Saturday, July 24, 2010

And You Can Quote Me: Mansfield Park; Jane Austen

If any one faculty of our nature may be called more wonderful than the rest, I do think it is memory. There seems something more speakingly incomprehensible in the powers, the failures, the inequalities of memory, than in any other of our intelligences. The memory is sometimes so retentive, so serviceable, so obedient; at others, so bewildered and so weak; and at others again, so tyrannic, so beyond control! We are, to be sure, a miracle every way—but our powers of recollecting and of forgetting do seem peculiarly past finding out.

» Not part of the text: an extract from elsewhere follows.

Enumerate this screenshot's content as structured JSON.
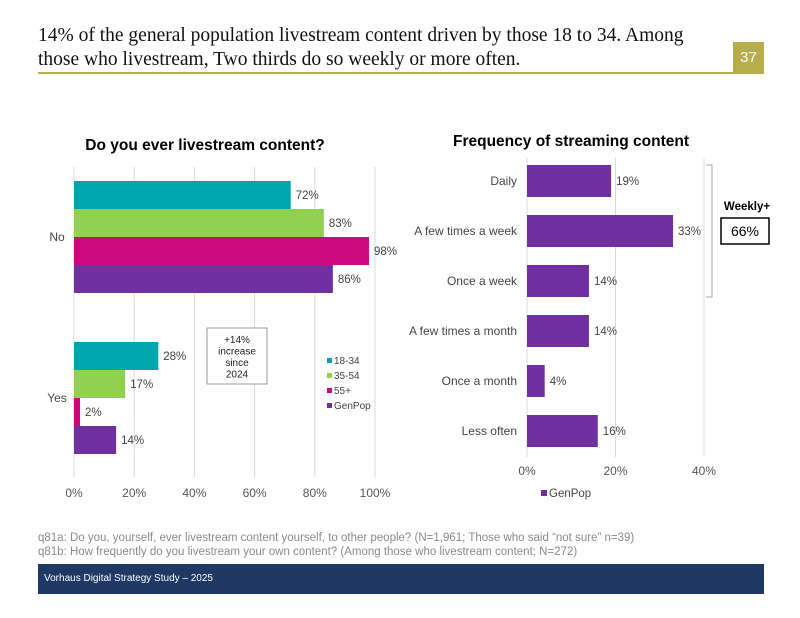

'It is as a dream, a pleasant dream!' he exclaimed, breaking forth again, after a few minutes' musing. 'I shall always look back on our theatricals with exquisite pleasure. There was such an interest, such an animation, such a spirit diffused. Everybody felt it. We were alive. There was employment, hope, solicitude, bustle for every hour of the day. Always some little objection, some little doubt, some little anxiety to be got over. I never was happier.'

But tell me about it. Talk to me forever.

The impossibility of not doing everything in the world to make Fanny Price happy, or of ceasing to love Fanny Price, was of course the groundwork of his eloquent answer.

If I had the power of recalling any one week of my existence, it should be that week, that acting week.

Nay, in sober sadness, I believe I now love you all.

When I think of this being the last time of seeing you for I do not know how long, I feel it quite impossible to do anything but love you.

But were I to attempt to tell you of all the women whom I have known to be in love with him, I should never have done.